Compliance with the eGov Act will occur naturally as a by-product of publishing agency performance plans in StratML format, with the stakeholders of each objective clearly identified. Given such data, value-added service providers can finally show what President George W. Bush’s top management priority -- citizen-centricity -- truly means in actual practice. Additionally, it will give real meaning to President Obama’s rhetorical and policy commitments to openness, transparency and participation facilitated by machine-readable data. It will also provide renewed emphasis to the thrust of Vice President Al Gore’s effort to create a government that “costs less and works better.”

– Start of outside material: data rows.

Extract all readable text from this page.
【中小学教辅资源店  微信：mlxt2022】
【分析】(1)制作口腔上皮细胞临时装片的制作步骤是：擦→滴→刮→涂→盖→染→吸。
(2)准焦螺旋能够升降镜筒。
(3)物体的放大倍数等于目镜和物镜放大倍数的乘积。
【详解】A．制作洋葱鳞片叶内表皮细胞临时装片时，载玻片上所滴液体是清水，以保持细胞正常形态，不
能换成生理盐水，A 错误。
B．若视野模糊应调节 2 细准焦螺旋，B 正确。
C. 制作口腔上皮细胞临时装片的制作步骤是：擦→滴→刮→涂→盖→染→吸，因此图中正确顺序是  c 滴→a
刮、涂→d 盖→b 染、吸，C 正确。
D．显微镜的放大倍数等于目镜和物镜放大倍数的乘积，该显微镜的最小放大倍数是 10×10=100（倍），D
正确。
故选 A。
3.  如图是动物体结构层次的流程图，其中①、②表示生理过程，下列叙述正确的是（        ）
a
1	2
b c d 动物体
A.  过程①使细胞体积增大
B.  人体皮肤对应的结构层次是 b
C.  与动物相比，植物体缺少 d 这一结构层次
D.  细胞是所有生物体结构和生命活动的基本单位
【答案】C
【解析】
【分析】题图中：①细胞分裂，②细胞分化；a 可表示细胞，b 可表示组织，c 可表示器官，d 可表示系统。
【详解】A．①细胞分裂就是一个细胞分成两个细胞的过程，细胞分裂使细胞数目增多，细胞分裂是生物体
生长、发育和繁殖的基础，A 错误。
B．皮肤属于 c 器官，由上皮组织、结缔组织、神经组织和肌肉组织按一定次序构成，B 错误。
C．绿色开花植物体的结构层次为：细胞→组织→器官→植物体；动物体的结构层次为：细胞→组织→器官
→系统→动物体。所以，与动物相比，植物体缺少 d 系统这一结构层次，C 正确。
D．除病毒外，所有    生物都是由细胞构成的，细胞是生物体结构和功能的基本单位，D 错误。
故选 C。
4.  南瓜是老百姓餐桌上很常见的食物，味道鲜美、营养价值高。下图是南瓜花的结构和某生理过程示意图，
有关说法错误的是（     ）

When better performance data is readily available in standardized machine-readable format, no “lip reading” of presidential tax pledges will be required. Perhaps it might even be possible to reduce the contemporary “malaise” borne on political polarization, by redirecting focus away from populist rhetoric and toward evidence of what actually works and who is best equipped to carry out agency missions. The news media can help by becoming less obsessed with words, opinions and self-serving storytelling and more attuned to data, reliable records and good business practices.

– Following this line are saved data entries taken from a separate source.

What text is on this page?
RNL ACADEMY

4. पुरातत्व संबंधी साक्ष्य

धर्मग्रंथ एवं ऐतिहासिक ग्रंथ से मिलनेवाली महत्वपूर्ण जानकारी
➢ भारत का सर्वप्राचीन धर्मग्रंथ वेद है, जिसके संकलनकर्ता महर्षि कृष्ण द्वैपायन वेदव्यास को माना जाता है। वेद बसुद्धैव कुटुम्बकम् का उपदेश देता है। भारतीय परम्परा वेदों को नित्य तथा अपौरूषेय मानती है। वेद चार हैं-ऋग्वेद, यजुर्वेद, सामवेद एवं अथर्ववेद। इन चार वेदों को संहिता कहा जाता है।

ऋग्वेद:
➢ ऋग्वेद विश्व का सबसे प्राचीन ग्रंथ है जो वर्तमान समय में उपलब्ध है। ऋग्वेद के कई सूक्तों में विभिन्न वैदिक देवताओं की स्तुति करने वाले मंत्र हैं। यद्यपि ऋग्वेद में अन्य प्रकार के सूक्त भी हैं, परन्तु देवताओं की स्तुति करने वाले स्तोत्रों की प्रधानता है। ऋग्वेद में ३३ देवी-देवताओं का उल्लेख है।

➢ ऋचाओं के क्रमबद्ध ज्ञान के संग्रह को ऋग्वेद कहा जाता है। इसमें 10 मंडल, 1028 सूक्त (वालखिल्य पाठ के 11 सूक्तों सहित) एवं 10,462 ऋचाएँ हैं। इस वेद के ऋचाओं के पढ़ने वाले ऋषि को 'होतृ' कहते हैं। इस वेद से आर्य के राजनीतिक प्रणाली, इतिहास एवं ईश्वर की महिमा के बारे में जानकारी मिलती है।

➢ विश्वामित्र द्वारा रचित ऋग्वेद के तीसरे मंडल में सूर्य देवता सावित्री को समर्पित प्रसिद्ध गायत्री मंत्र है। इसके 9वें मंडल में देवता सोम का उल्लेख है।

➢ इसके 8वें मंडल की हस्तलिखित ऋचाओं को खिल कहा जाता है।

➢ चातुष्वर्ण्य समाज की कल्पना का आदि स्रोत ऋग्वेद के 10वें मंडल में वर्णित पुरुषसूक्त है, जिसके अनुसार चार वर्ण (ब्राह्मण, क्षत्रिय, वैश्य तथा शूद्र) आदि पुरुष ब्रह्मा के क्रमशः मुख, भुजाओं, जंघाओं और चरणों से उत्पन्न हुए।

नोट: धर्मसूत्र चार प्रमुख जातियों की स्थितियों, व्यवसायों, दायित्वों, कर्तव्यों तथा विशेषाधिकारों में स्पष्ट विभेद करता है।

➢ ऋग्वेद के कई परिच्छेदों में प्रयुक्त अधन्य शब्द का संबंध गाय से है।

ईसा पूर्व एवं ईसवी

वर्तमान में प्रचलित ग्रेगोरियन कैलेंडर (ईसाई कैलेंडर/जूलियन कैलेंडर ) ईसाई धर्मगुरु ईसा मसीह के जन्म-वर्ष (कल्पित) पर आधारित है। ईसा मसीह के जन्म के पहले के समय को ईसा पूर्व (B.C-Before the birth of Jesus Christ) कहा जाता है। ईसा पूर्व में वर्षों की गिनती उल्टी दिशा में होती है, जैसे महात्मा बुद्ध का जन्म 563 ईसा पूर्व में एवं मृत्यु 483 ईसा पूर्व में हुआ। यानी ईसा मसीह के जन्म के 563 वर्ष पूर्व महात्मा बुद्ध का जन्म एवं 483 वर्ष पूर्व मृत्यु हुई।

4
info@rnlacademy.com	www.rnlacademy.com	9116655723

According to a report by the McKinsey Center for Government, governments could save as much as $3.5 trillion annually within the next five years by improving efficiency and effectiveness -- a sum equal to the entire global fiscal gap. To achieve such savings agencies must adopt best practices not only from the private sector but also other government agencies around the world. One such practice is publishing information in open, standard, machine-readable format. The StratML standard is particularly relevant to McKinsey’s finding that a primary problem with government performance is failure to apply outcome-based management practices.
When agencies comply with the provision of GPRAMA requiring them to report how tax expenditures support their objectives, the tax reform debate can be conducted on a more rational, less politically charged basis. Efforts like Charity Navigator’s 3.0 initiative, focusing on results, will be served as well -- thereby facilitating the formation of public/private partnerships in support of public objectives.
Following the money can take us only so far. Funding is an input. What matters are outcomes.
Eventually, as implied by Executive Order 13642, all public records should be readily available in open, standard, machine-readable formats. However, since all records should be aligned with the objectives they support, strategic plans are a logical set of records with which to start, even if there were not a law requiring as much. Moreover, since GPRAMA requires agencies to update their plans by February 2018, that would be a great time to publish them in StratML format.
Doing so will begin to restore trust in ability of government to uphold the law in service to the public.